Author Topic: Popping by to say hello  (Read 953 times)

0 Members and 1 Guest are viewing this topic.

Offline irishgirl99

  • Newbie
  • *
  • Posts: 1
  • Karma: +0/-0
Popping by to say hello
« on: May 19, 2020, 08:39:37 AM »
Hello

My names Aimee. I’m 27. I’m not sure where to begin here, I’ve been wondering for a while how to deal with my losses and finally made the leap to this forum to tell you my story. Please bare with me whilst I adjust to this new place  :azn:

My dad passed away in December after a year long (brave) battle with a brain tumour. Then in February this year I lost one of my friends tragically who took her own life. I don’t know where to begin to even explain where I’m at in my own head. I miss them both so much and feel disconnected from the world and everyone around me. I don’t believe I’ll ever get over the two leaving my life so prematurely. I don’t believe anyone understands the pain I feel.

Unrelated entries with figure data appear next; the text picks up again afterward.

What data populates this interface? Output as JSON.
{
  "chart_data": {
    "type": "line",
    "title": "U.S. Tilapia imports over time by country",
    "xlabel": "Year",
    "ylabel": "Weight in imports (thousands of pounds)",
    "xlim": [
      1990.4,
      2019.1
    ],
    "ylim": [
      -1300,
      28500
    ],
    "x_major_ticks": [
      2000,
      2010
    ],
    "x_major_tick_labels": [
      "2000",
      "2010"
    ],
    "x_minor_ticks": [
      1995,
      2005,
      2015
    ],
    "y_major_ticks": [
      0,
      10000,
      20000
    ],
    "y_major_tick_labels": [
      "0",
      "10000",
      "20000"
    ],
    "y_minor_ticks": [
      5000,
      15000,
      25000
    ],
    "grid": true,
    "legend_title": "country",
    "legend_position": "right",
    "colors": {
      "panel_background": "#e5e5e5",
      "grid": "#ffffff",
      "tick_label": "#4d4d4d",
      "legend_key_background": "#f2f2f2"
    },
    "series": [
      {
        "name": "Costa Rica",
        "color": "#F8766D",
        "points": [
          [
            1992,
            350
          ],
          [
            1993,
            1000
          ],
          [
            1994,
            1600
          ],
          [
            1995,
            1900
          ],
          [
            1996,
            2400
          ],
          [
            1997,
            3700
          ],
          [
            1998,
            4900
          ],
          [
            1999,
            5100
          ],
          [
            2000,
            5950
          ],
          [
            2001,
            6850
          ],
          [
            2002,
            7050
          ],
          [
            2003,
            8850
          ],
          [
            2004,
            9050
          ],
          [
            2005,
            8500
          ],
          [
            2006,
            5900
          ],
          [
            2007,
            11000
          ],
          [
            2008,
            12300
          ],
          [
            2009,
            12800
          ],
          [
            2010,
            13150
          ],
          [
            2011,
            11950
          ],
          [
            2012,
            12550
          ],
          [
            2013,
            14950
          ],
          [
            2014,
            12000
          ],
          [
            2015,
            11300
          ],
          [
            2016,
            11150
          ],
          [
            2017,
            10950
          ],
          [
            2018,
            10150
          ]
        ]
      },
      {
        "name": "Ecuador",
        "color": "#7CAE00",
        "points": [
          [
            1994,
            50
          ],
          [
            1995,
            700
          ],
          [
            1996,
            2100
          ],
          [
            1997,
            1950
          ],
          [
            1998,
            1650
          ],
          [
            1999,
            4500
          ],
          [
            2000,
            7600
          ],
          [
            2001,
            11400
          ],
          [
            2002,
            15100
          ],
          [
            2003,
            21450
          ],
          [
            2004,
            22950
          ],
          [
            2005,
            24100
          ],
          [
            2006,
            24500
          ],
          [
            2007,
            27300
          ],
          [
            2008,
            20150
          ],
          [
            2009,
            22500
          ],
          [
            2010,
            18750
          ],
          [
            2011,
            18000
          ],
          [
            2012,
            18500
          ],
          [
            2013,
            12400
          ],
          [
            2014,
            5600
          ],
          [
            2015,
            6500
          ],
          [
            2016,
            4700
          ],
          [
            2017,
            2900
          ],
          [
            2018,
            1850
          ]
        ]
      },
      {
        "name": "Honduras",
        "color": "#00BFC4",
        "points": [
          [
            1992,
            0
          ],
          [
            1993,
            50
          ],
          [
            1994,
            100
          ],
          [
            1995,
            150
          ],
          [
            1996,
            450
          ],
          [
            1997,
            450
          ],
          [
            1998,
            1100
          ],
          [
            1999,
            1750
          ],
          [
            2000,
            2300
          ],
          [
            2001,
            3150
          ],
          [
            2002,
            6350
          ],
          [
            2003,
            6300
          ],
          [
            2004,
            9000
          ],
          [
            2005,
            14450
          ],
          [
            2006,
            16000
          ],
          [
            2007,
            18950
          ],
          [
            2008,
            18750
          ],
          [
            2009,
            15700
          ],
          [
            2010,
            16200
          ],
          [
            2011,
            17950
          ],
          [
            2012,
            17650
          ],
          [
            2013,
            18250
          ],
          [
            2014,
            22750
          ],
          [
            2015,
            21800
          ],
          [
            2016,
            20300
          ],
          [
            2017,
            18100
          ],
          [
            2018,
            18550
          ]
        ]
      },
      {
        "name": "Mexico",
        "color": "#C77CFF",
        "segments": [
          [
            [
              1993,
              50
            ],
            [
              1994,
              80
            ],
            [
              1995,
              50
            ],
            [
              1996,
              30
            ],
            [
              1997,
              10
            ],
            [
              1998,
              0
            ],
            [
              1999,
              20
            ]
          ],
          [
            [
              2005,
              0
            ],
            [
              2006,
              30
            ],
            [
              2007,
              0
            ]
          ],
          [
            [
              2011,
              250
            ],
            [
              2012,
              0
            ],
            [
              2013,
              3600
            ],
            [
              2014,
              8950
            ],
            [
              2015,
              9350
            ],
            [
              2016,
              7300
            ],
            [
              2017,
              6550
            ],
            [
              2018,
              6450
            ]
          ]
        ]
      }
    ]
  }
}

Thank you for taking the time to read this. I appreciate it.

Aimee

Offline Sandra61

  • Administrator
  • VIP Member
  • *****
  • Posts: 579
  • Karma: +62/-0
Re: Popping by to say hello
« Reply #1 on: May 19, 2020, 12:46:39 PM »
Hello Aimee, I'm so sorry you have reason to come and find us and am so sorry for your two painful losses. Sending you a welcome hug.  :hug:  Sadly, all of us who have found our way here have lost someone and felt just the way you do now, hard as that may be for you to believe. I don't think any of us believe that anyone can understand the pain we are feeling, but we do. You are not alone.

I came here after losing my mum in 2017. My dad died after several heart attacks over a period of months in 1985. I was 24, so in that sense, I know how hard it is to lose someone so special and precious in your life at a young age. There are people who visit this site too who have lost loved ones to suicide, so nothing you can say will shock anyone here and you will find people who have been where you are now too.

It is early days in your grief journey. We all travel along it at different speeds and we all fall down along the way, but gradually the days become a little easier as  the shock subsides and acceptance comes, as it must. You don't really ever get over it, but you do learn to live with it.

For me when I first came here, it was enough to make me dissolve into tears, just for others to say hello and they were sorry to hear about my loss and understood. So I hope this message doesn't have that effect on you, but we are sorry and we do understand Aimee.

I recognise the feeling you describe of being disconnected from the world and everyone around you. I think we all go through that feeling. Your world has changed and so have you and so you have a huge amount of trauma to deal with and a new you to get to know how to be, because life is never as it used to be after such major losses and you are never the same person you were beforehand either. Loss is a road to a new way of being, complicated even more now, by the current circumstances of the health crisis.

I found the first six months were the worst and it was at least a year and a half before I found I had any longer episodes of feeling better.  They say on here, grief is a rollercoaster. You have bad and better days and slowly, over time, more good than bad ones, but my experience is that this doesn't happen on its own. You have to work at it and find things that help you feel better. That can be something as simple as keeping a diary and writing down each day how you are feeling and what you are thinking about, or having flowers around to remind you that there are still good things in the world or sitting in the park. I still find this a calming and peaceful place to be to try to come to terms and take in all that has happened. I also made an album of photos of my mum, after I lost her and that helped.

All you can do is take it one day at a time and try to take care of yourself. I found I could go a whole day and then at the end of it remember I had not eaten or drunk anything and that will only make you feel worse, so try to do that. Tell us whatever you wish and we will be here for as long as you need us. You might also take a look at another site, Let's Talk About Loss, that is for people who have experienced loss at a young age.